Here $V$ is likely to be a vector quantity, in the simplest case being a vector of multiple independent observations from which the usual product of likelihood terms arises, turning into a sum of log terms, etc. The length of that vector $V$ would be a parameterization of the sample size. In other models, say where $p(V | \beta)$ is Poisson, it might be rolled up into the Poisson parameter, which also expresses a parameterization of sample size.

Now suppose you make a hypothesis $\beta^{plausible}$ based on literature review or other means. You can use your assumed data generating process $P(V | \beta)$ with $\beta = \beta^{plausible}$ to generate simulations of $V$, which represent what data you would see if your model is well specified and $\beta^{plausible}$ is the true effect size.

Then you can do something sort of stupid: turn around and act like that sample of $V$ is the observed data, and draw a bunch of samples of $\beta$ from the overall posterior. From these samples, you can compute the statistics as mentioned in the paper.

The quantities from the linked paper, type S error and exaggeration ratio, already represent pretty much the same thing. For that effect size, given your model choices, these will tell you for a given parameter of sample size chosen for $V$, what the posterior probability of the wrong sign is and what the expected (in the posterior) ratio will be between the effect size produced by the model and the assumed plausible effect size, as you vary whatever aspect of $V$ relates to sample size.

The trickiest part is interpreting posterior "power" as the posterior probability that the estimated value of $\beta$ is at least as large as the hypothetical value $\beta^{plausible}$. This is not a measure of capacity to reject the null hypothesis, since the size of this probability would not be used as a significance measure in the frequentist sense.
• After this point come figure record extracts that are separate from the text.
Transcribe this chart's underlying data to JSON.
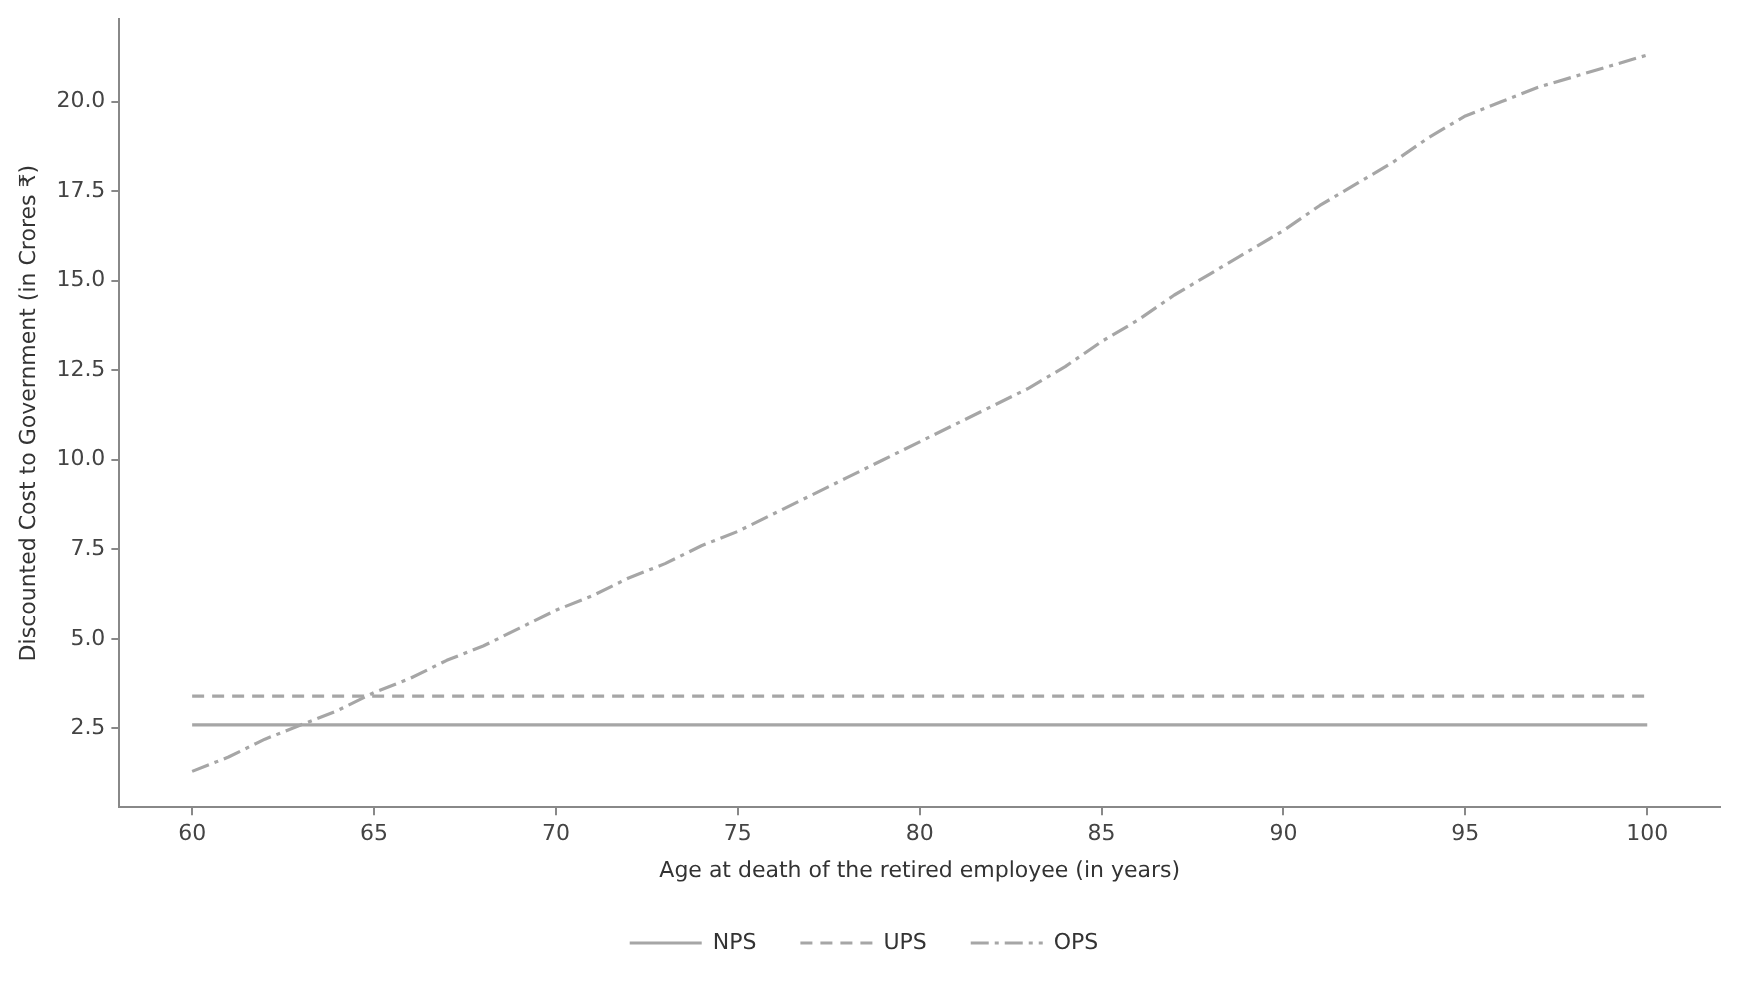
{
  "chart_data": {
    "type": "line",
    "xlabel": "Age at death of the retired employee (in years)",
    "ylabel": "Discounted Cost to Government (in Crores ₹)",
    "x": [
      60,
      61,
      62,
      63,
      64,
      65,
      66,
      67,
      68,
      69,
      70,
      71,
      72,
      73,
      74,
      75,
      76,
      77,
      78,
      79,
      80,
      81,
      82,
      83,
      84,
      85,
      86,
      87,
      88,
      89,
      90,
      91,
      92,
      93,
      94,
      95,
      96,
      97,
      98,
      99,
      100
    ],
    "series": [
      {
        "name": "NPS",
        "color": "#a6a6a6",
        "line_style": "solid",
        "values": [
          2.6,
          2.6,
          2.6,
          2.6,
          2.6,
          2.6,
          2.6,
          2.6,
          2.6,
          2.6,
          2.6,
          2.6,
          2.6,
          2.6,
          2.6,
          2.6,
          2.6,
          2.6,
          2.6,
          2.6,
          2.6,
          2.6,
          2.6,
          2.6,
          2.6,
          2.6,
          2.6,
          2.6,
          2.6,
          2.6,
          2.6,
          2.6,
          2.6,
          2.6,
          2.6,
          2.6,
          2.6,
          2.6,
          2.6,
          2.6,
          2.6
        ]
      },
      {
        "name": "UPS",
        "color": "#a6a6a6",
        "line_style": "dashed",
        "values": [
          3.4,
          3.4,
          3.4,
          3.4,
          3.4,
          3.4,
          3.4,
          3.4,
          3.4,
          3.4,
          3.4,
          3.4,
          3.4,
          3.4,
          3.4,
          3.4,
          3.4,
          3.4,
          3.4,
          3.4,
          3.4,
          3.4,
          3.4,
          3.4,
          3.4,
          3.4,
          3.4,
          3.4,
          3.4,
          3.4,
          3.4,
          3.4,
          3.4,
          3.4,
          3.4,
          3.4,
          3.4,
          3.4,
          3.4,
          3.4,
          3.4
        ]
      },
      {
        "name": "OPS",
        "color": "#a6a6a6",
        "line_style": "dashdot",
        "values": [
          1.3,
          1.7,
          2.2,
          2.6,
          3.0,
          3.5,
          3.9,
          4.4,
          4.8,
          5.3,
          5.8,
          6.2,
          6.7,
          7.1,
          7.6,
          8.0,
          8.5,
          9.0,
          9.5,
          10.0,
          10.5,
          11.0,
          11.5,
          12.0,
          12.6,
          13.3,
          13.9,
          14.6,
          15.2,
          15.8,
          16.4,
          17.1,
          17.7,
          18.3,
          19.0,
          19.6,
          20.0,
          20.4,
          20.7,
          21.0,
          21.3
        ]
      }
    ],
    "xlim": [
      58,
      102
    ],
    "xticks": [
      60,
      65,
      70,
      75,
      80,
      85,
      90,
      95,
      100
    ],
    "ylim": [
      0.3,
      22.3
    ],
    "yticks": [
      2.5,
      {
        "value": 5,
        "label": "5.0"
      },
      7.5,
      {
        "value": 10,
        "label": "10.0"
      },
      12.5,
      {
        "value": 15,
        "label": "15.0"
      },
      17.5,
      {
        "value": 20,
        "label": "20.0"
      }
    ],
    "grid": false,
    "legend": "bottom",
    "marker": "none"
  }
}
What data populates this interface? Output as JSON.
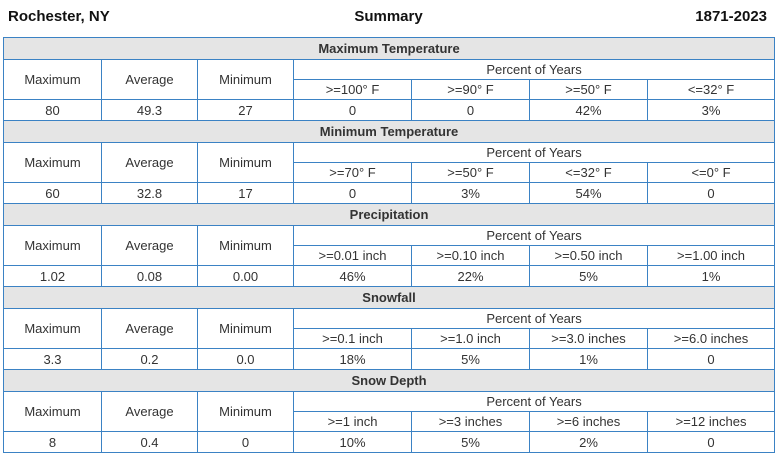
{
  "header": {
    "location": "Rochester, NY",
    "title": "Summary",
    "years": "1871-2023"
  },
  "labels": {
    "maximum": "Maximum",
    "average": "Average",
    "minimum": "Minimum",
    "percent_of_years": "Percent of Years"
  },
  "sections": [
    {
      "title": "Maximum Temperature",
      "thresholds": [
        ">=100° F",
        ">=90° F",
        ">=50° F",
        "<=32° F"
      ],
      "max": "80",
      "avg": "49.3",
      "min": "27",
      "percents": [
        "0",
        "0",
        "42%",
        "3%"
      ]
    },
    {
      "title": "Minimum Temperature",
      "thresholds": [
        ">=70° F",
        ">=50° F",
        "<=32° F",
        "<=0° F"
      ],
      "max": "60",
      "avg": "32.8",
      "min": "17",
      "percents": [
        "0",
        "3%",
        "54%",
        "0"
      ]
    },
    {
      "title": "Precipitation",
      "thresholds": [
        ">=0.01 inch",
        ">=0.10 inch",
        ">=0.50 inch",
        ">=1.00 inch"
      ],
      "max": "1.02",
      "avg": "0.08",
      "min": "0.00",
      "percents": [
        "46%",
        "22%",
        "5%",
        "1%"
      ]
    },
    {
      "title": "Snowfall",
      "thresholds": [
        ">=0.1 inch",
        ">=1.0 inch",
        ">=3.0 inches",
        ">=6.0 inches"
      ],
      "max": "3.3",
      "avg": "0.2",
      "min": "0.0",
      "percents": [
        "18%",
        "5%",
        "1%",
        "0"
      ]
    },
    {
      "title": "Snow Depth",
      "thresholds": [
        ">=1 inch",
        ">=3 inches",
        ">=6 inches",
        ">=12 inches"
      ],
      "max": "8",
      "avg": "0.4",
      "min": "0",
      "percents": [
        "10%",
        "5%",
        "2%",
        "0"
      ]
    }
  ]
}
I don't really know what to call it, except to say that I have had several applications in practice where it is a very helpful metric to reason about for study design. It basically offers you some way to see how much data you need to provide (assuming your data is generated perfectly from a process utilizing $\beta^{plausible}$) for a particular assumption about likelihood and prior shapes to result in some "sufficiently high" posterior probability of an effect of a certain size.

Where this has been most helpful for me in practice is in situations where the same general model needs to be repeatedly applied to different data sets, but where nuances between the data sets might justify changing the prior distribution or using a different subset of literature review to decide what's a pragmatic choice of $\beta^{plausible}$, and then getting a rough diagnostic about whether these adjustments for different data sets would result in a case where you'll need severely much more data to have non-trivial probability in the posterior concentrated in the right part of the distribution.

You have to be careful that nobody misuses this "power" metric like it is the same thing as a frequentist power calculation, which is quite hard. But all of these metrics are quite useful for prospective and retrospective design analysis even when the whole modelling procedure is Bayesian and won't refer to any statistical significance result.